God has  a great way of keeping me humble. I’m so thankful He does that in my life, because that’s the kind of person I want to be - humble, compassionate, kind, generous. But it can be painful to get this lesson straight from the heart of God.


Just when I’m in a moment and on the edge of losing empathy… God comes down and speaks straight into my heart, my life, my world. He knows when I tend to lose the very qualities I long so much to hold close. He knows when I’m growing just a little bit harder, colder, critical.


He knows I need reminding of what’s important.


God knows when to have me deal with health issues, so that I regain compassion for those who constantly struggle with health.


God knows when to sting my heart with loneliness, so that I am reminded to love on the one who is all alone.


God knows when to say “no” to  my wishes and dreams, because I have overlooked how blessed I already am.


And God knows when to be gentle with His nudges, and when I need a bold dash of lightning from Him - so that I soften my tongue, gentle my heart, slow my assumptions, and melt my bitterness.


He is so perfect.


I am in need of grace. I have been in need of mercy. I have stuck my foot in my mouth. I have judged. I have had a hardened heart. I have failed to forgive at times. I have been proud. Yes, I have done and been all of these things. Some in moments, some lasting longer.

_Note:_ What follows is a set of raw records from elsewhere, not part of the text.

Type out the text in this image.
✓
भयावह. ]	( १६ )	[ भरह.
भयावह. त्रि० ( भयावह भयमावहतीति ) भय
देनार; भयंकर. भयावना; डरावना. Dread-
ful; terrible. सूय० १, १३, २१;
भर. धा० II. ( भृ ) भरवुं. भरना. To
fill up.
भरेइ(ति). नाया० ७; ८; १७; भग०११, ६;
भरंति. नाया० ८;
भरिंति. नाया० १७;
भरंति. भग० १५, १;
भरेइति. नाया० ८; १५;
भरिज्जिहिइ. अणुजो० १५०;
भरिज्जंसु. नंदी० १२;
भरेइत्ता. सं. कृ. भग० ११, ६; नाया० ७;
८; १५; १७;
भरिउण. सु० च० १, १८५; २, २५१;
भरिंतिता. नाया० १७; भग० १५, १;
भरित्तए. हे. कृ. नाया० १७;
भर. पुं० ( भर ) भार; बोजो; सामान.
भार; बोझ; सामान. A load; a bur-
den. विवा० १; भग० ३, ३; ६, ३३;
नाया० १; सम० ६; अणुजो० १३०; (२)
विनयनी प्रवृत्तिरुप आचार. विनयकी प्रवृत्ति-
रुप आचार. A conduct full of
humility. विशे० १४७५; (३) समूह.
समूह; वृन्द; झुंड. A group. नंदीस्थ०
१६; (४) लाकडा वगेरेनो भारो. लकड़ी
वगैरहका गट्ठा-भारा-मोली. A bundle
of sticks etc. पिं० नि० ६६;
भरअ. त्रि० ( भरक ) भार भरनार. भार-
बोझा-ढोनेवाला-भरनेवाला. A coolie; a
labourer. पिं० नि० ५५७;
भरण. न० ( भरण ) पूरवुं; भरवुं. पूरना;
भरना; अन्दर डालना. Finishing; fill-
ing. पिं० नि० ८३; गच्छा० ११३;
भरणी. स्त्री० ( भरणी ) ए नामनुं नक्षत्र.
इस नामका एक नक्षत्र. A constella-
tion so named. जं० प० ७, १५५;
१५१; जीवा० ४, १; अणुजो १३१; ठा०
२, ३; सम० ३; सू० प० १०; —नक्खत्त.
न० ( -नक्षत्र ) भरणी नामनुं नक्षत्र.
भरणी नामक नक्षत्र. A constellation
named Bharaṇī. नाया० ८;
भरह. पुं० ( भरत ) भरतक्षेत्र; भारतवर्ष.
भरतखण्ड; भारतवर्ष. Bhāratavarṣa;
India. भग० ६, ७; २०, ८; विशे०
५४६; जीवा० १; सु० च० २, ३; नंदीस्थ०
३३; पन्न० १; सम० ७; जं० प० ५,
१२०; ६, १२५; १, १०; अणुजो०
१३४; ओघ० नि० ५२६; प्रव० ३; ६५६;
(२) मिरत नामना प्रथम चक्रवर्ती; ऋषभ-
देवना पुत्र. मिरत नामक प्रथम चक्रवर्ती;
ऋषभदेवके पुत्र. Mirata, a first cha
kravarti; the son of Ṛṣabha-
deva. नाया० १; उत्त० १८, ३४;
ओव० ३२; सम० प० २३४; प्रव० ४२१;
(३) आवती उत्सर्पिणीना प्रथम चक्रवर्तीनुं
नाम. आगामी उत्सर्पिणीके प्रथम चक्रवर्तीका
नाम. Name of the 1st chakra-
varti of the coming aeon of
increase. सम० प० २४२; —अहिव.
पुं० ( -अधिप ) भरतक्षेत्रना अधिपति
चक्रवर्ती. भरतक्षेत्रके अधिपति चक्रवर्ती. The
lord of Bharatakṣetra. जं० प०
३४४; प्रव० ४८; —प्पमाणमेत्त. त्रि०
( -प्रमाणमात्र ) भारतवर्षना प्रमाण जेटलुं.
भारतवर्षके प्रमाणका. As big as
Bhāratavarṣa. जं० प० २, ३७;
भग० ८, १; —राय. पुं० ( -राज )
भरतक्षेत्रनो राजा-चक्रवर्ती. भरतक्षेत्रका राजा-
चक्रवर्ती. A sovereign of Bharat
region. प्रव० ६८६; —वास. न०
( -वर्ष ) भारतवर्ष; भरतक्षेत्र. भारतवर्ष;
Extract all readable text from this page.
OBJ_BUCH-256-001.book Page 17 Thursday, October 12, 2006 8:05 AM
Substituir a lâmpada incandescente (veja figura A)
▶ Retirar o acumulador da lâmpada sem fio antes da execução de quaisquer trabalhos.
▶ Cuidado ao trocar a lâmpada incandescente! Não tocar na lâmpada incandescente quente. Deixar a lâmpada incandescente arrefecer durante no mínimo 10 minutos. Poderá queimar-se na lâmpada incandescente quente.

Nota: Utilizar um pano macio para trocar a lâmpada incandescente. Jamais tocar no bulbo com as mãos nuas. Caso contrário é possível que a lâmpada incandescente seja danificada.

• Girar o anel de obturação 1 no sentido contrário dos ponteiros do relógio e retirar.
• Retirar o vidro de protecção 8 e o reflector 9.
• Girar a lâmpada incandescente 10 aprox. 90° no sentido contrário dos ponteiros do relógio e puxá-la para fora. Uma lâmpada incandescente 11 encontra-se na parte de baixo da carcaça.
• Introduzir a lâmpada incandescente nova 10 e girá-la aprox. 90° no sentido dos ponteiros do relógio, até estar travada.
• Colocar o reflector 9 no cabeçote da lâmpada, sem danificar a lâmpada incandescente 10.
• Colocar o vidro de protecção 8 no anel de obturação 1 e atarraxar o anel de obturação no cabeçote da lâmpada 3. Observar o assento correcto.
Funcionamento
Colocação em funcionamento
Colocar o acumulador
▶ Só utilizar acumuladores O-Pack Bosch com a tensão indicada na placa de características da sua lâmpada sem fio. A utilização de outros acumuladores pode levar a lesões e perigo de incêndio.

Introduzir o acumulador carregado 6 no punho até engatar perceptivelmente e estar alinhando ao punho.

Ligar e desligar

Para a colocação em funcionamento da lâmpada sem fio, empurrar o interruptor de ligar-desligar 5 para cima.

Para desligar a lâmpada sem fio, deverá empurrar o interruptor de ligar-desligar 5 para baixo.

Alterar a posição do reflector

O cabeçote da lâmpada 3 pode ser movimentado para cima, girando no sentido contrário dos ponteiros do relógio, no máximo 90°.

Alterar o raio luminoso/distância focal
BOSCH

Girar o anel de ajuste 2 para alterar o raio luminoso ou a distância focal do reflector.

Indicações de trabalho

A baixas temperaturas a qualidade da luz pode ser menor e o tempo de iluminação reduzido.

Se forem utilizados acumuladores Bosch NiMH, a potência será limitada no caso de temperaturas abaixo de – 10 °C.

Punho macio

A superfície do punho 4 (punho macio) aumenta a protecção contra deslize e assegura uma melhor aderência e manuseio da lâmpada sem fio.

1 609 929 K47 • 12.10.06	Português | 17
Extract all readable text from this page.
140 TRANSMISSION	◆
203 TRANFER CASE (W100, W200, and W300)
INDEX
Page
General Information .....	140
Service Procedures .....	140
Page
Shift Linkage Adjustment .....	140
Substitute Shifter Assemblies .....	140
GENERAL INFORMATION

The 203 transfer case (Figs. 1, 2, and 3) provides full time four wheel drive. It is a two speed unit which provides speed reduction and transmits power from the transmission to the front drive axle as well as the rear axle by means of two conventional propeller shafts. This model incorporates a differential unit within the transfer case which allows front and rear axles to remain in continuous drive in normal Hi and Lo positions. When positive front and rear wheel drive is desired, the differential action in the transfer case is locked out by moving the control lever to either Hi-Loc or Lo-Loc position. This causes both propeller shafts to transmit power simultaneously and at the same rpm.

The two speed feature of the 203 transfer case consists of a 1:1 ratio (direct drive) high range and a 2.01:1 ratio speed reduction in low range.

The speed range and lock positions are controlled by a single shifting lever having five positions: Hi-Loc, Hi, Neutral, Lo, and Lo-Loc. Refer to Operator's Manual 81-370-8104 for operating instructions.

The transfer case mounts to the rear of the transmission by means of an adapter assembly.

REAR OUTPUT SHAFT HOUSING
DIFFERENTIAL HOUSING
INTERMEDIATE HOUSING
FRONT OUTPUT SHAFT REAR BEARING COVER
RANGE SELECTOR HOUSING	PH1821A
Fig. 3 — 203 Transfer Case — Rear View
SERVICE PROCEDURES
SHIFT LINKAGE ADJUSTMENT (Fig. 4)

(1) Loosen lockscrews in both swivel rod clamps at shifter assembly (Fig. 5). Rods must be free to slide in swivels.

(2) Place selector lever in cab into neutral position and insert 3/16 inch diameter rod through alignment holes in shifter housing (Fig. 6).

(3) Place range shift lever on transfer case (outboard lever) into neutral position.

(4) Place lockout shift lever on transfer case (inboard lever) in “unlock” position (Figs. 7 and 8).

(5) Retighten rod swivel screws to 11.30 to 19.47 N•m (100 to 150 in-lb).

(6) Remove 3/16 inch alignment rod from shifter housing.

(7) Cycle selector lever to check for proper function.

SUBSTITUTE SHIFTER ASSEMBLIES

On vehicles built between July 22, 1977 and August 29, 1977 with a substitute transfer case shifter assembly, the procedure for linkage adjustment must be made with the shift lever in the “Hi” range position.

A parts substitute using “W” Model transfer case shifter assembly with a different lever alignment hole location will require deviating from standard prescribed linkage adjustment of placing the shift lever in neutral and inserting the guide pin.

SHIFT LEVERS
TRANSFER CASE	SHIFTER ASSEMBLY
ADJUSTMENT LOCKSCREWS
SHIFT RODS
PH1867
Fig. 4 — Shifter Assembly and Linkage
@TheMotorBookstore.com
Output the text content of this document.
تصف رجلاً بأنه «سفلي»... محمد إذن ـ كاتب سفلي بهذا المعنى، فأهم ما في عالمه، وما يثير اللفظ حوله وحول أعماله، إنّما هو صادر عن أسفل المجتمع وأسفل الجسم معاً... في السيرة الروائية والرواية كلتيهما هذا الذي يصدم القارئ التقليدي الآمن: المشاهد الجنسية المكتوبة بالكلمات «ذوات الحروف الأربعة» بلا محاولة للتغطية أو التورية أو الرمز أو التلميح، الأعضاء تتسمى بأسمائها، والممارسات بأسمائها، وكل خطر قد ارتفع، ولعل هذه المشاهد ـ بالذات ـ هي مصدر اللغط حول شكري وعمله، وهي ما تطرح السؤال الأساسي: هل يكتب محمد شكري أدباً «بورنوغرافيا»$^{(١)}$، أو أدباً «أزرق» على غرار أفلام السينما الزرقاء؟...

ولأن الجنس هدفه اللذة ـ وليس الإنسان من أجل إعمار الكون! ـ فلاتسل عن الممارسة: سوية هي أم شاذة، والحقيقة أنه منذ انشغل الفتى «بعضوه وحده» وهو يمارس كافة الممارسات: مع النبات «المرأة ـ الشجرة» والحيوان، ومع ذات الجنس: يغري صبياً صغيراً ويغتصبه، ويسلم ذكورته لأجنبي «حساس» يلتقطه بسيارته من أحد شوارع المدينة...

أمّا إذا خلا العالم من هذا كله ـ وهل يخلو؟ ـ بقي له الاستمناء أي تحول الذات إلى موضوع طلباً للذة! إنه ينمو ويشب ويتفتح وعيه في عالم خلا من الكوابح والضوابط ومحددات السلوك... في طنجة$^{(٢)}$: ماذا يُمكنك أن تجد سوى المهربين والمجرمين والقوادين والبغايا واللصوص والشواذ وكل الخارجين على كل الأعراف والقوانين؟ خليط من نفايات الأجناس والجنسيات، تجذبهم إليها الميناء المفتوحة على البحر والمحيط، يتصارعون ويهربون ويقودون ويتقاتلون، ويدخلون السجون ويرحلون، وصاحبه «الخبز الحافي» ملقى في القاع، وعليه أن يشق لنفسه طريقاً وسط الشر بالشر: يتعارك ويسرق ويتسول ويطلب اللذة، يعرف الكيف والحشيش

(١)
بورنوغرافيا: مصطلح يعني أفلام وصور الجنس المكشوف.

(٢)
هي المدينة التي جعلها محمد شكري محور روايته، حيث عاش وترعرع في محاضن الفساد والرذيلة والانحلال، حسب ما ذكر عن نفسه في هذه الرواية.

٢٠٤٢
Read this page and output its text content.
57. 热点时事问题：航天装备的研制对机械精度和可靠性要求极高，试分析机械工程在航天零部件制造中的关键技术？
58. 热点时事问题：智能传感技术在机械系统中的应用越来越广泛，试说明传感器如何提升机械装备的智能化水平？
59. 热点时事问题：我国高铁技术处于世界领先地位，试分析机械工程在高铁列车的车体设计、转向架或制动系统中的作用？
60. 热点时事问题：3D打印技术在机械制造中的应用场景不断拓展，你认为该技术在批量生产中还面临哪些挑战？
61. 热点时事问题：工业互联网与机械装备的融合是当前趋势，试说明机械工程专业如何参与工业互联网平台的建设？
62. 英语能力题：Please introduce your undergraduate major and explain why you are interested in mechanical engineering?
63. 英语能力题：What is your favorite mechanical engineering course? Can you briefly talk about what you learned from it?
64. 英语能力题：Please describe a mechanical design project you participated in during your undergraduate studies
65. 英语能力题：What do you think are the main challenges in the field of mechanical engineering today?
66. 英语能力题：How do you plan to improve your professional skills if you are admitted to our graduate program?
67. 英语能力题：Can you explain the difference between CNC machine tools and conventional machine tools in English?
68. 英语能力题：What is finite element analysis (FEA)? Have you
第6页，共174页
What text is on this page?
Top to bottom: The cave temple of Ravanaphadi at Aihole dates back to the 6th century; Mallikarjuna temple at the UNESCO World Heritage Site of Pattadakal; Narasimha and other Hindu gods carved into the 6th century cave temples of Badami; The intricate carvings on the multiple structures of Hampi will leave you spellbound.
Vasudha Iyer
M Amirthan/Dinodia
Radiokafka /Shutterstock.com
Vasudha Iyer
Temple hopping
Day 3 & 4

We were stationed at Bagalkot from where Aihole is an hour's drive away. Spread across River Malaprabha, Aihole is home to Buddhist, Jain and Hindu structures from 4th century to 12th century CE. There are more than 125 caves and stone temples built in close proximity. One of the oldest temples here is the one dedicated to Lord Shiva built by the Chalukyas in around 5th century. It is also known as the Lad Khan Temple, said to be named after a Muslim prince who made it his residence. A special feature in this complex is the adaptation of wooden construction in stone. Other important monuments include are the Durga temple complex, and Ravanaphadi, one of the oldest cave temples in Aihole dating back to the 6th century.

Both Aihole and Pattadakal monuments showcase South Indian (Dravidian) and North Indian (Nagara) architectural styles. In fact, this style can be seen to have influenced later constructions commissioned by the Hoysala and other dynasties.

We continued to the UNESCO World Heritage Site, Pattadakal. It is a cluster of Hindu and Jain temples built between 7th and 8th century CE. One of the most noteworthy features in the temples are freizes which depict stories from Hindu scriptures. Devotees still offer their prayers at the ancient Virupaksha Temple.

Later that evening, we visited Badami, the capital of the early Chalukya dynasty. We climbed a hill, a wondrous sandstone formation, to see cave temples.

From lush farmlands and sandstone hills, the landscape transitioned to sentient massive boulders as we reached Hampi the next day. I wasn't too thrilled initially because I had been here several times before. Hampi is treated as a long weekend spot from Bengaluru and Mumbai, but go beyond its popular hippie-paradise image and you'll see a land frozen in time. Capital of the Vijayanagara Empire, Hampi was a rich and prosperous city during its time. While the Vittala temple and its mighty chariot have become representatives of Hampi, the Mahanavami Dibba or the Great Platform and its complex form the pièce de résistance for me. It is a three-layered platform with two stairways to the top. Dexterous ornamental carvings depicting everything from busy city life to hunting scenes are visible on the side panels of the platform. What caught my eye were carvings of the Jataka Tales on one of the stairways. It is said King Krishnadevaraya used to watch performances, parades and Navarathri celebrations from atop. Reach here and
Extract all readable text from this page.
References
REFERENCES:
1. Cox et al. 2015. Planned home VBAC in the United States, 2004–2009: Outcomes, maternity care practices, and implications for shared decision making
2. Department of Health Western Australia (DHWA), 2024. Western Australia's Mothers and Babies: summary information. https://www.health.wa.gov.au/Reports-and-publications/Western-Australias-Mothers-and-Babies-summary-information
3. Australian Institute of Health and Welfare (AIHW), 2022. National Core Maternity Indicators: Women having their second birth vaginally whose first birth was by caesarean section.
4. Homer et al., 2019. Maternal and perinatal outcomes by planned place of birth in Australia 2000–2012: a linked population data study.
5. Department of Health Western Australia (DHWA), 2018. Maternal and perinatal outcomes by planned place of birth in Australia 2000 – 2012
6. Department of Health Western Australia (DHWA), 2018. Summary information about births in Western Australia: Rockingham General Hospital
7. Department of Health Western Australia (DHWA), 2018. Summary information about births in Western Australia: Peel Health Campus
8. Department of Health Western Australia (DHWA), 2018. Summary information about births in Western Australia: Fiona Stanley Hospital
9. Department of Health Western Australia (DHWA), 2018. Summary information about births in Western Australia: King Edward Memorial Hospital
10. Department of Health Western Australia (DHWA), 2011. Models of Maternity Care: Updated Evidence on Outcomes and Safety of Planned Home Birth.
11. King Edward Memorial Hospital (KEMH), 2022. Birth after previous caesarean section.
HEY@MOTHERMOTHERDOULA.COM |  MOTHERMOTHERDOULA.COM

But I am so thankful that my God doesn’t like to leave me there. Just when I think I know something decisively, He shows me how little I really knew. Just when I stand my ground in firm decision; He shows me how much ground I have yet to walk. 


For He loves me. 


That’s what a Father does. He does what is best for His child when He knows they have so much more potential to give. And He corrects when correcting is needed.


This world can so easily chip away at our character. Without seeing or knowing it, bit by bit, we harden. We turn our back. 


We ignore.


I’m so glad my Lord continues to readily soften me. Remind me. Restore me. Turn me back around and bend me. 


For I can always use MORE. More compassion, more humility, and MORE of Him.


Undeserving, as I am, I am eternally thankful He doesn’t leave me the same.